Le printemps musical des juges
Ces résonances d'arias, de lieds et autres mélodies à la Cour suprême remontent à plus de 20 ans. La tradition veut, qu'avant de boucler leur tâche juridique de l'année (qui se termine fin juin), ses membres aient leur printemps musical. Elle avait été initiée en 1988 par le juge Harry Blackmun qui en avait assuré l'organisation. Lui avait succédé à ce poste d'imprésario à la juge Sandra Day O' Connor qui, à son tour, a passé le bâton à Ruth Bader Ginsburg. Ont répondu à leur appel de grandes vedettes: la soprano Renée Fleming, le ténor Marcello Giordani, le chef d'orchestre Leonard Slatkin, le chanteur-pianiste Bobby Short, Marian McPartland, la pianiste de jazz. Au cours du concert de cette année, animé donc par la soprano Denyce Graves et le ténor Lawrence Brownlee, messieurs et mesdames les juges sont tombés sous le charme du talent de conteur (qu'ils ignoraient) de l'un de leurs collègues, John Roberts. À la fin de la performance, il leur a rappelé qu'il y a 122 ans, jour pour jour, la Cour suprême avait émis une décision, qui était la première du genre: elle avait trait à une affaire «opératique». Il s'agissait d'une fraude dont avait été victime une diva de l'époque, Adeline Patti, surnommée «Wonderful songstress» (La merveilleuse chanteuse). Un escroc avait falsifié des billets pour un pseudoconcert de Patti, censé avoir lieu à Mexico City, et était arrivé à en vendre pour la somme de 30000 dollars, à l'époque. Si l'affaire était arrivée en si haut lieu, c'est parce qu'il fallait déterminer si la définition de la loi générale sur la falsification incluait les faux imprimés ou se limitait aux apocryphes faits à la main. Pour finir, la cour s'était prononcée pour une plus large définition.
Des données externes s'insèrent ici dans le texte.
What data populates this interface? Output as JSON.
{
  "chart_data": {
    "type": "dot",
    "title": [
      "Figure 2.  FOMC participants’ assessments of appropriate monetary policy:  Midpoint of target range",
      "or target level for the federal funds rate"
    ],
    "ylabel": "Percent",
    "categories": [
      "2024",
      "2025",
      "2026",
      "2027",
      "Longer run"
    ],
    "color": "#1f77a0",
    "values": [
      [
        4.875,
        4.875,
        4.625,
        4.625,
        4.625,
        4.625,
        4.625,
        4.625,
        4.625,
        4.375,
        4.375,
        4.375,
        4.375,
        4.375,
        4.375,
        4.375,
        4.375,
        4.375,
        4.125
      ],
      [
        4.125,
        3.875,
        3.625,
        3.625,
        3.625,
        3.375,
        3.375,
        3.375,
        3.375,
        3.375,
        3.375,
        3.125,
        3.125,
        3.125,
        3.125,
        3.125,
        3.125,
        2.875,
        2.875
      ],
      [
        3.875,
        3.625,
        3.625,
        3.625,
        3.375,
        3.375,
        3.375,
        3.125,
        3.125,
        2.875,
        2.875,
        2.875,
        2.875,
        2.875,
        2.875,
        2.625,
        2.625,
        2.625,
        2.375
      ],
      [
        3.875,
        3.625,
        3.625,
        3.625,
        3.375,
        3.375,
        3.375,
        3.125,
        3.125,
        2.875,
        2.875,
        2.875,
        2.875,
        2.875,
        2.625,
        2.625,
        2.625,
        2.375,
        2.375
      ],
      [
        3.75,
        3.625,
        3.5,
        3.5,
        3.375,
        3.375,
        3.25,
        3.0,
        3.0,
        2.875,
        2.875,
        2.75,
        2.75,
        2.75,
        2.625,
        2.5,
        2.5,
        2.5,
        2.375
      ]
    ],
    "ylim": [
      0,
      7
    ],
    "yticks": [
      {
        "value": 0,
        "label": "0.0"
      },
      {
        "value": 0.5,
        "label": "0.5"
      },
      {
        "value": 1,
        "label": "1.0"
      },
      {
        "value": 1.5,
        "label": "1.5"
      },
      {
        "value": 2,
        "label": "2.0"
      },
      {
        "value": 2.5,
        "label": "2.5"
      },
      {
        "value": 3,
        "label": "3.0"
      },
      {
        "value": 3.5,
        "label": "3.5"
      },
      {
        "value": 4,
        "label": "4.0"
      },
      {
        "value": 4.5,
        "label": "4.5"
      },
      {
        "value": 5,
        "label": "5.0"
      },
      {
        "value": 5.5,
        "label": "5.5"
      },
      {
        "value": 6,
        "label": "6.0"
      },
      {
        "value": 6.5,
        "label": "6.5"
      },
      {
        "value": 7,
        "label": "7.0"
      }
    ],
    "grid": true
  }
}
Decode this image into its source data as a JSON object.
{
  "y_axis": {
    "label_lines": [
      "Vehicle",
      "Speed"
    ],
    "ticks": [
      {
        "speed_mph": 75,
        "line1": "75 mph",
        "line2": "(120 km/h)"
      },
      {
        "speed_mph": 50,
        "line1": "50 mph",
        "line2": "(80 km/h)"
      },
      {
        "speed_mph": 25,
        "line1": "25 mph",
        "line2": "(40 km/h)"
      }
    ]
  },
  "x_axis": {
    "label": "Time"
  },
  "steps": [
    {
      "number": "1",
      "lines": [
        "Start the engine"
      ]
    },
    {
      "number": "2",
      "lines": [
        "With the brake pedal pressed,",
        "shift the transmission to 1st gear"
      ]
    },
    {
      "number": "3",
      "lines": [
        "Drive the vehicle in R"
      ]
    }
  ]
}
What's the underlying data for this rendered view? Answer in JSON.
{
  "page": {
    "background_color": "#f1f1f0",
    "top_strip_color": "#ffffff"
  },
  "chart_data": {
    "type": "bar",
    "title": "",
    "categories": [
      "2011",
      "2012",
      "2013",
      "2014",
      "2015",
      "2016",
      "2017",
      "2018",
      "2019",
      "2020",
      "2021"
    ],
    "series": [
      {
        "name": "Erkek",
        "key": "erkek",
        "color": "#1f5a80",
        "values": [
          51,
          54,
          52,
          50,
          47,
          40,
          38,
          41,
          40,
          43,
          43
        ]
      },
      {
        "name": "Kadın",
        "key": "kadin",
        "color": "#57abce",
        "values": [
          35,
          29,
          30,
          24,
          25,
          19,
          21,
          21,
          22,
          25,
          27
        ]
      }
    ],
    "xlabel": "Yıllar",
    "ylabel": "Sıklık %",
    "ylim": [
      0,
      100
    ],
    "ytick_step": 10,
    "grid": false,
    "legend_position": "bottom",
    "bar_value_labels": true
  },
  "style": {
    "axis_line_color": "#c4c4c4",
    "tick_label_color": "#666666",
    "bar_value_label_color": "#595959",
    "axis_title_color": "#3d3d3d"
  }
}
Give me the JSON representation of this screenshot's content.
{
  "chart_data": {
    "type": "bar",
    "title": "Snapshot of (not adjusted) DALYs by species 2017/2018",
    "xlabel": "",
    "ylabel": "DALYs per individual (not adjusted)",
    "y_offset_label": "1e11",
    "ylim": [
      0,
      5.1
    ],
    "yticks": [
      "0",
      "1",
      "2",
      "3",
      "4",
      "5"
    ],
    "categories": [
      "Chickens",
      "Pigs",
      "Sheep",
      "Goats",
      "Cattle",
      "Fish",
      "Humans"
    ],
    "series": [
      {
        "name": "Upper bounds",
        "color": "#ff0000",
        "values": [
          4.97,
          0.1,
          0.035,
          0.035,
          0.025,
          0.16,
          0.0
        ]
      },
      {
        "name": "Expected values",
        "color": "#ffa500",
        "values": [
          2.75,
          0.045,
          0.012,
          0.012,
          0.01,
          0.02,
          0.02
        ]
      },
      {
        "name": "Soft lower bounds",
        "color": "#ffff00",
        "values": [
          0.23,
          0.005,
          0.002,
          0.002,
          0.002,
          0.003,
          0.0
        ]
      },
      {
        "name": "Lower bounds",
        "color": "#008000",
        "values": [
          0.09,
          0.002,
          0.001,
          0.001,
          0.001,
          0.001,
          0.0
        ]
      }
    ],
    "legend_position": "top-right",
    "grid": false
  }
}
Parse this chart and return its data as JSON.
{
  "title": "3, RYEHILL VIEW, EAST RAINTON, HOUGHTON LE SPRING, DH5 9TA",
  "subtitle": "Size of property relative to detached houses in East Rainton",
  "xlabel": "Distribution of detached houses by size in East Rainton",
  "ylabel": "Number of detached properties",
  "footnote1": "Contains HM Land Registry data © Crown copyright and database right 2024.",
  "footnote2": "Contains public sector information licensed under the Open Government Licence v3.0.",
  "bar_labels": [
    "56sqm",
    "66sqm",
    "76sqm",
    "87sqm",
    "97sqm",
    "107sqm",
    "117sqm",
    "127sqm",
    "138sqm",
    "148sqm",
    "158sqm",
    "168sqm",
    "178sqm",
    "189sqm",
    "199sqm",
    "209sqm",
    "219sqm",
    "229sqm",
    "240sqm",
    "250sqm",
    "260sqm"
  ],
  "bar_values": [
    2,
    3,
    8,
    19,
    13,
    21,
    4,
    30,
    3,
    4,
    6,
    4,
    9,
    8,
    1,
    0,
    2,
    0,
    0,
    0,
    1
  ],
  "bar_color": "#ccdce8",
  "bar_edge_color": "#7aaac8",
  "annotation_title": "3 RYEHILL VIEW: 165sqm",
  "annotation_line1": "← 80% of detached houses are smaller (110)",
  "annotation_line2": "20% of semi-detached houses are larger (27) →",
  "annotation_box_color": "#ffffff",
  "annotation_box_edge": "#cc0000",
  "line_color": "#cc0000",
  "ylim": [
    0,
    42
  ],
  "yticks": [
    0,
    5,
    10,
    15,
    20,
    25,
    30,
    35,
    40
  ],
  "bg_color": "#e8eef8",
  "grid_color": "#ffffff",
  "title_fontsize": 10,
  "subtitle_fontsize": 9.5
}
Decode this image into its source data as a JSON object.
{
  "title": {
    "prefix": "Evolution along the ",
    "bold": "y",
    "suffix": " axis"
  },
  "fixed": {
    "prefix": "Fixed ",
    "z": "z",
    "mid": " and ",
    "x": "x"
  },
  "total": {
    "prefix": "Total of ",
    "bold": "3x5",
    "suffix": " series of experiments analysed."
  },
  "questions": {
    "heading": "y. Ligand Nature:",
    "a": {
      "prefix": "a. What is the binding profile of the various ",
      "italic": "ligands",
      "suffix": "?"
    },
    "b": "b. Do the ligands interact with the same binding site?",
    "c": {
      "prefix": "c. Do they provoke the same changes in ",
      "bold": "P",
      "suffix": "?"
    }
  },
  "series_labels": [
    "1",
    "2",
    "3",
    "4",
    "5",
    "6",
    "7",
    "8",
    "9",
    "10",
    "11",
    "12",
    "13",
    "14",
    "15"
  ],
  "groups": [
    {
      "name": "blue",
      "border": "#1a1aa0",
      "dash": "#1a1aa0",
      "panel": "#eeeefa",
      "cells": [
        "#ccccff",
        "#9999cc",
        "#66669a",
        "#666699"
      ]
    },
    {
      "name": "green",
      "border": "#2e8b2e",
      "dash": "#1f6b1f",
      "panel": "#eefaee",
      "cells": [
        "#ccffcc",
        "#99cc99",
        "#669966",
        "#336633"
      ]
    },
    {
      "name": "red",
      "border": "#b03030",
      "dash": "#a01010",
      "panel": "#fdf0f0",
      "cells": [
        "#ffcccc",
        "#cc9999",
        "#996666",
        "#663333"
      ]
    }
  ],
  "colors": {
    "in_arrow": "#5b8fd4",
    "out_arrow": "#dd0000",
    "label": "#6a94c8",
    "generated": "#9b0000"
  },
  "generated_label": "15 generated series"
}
Affaire classée. Entre-temps, les arts ont eu largement droit de cité au pays de l'Oncle Sam. Ses citoyens, aussi sérieux et décideurs qu'ils soient, ont ainsi la marge de s'y adonner en toute liberté entre une tâche et une autre. Récemment, on a évoqué dans cette même page des membres du Congrès maniant le pinceau. Sur le fronton de la Cour suprême n'est-il pas gravé: «La justice, gardienne de la liberté.»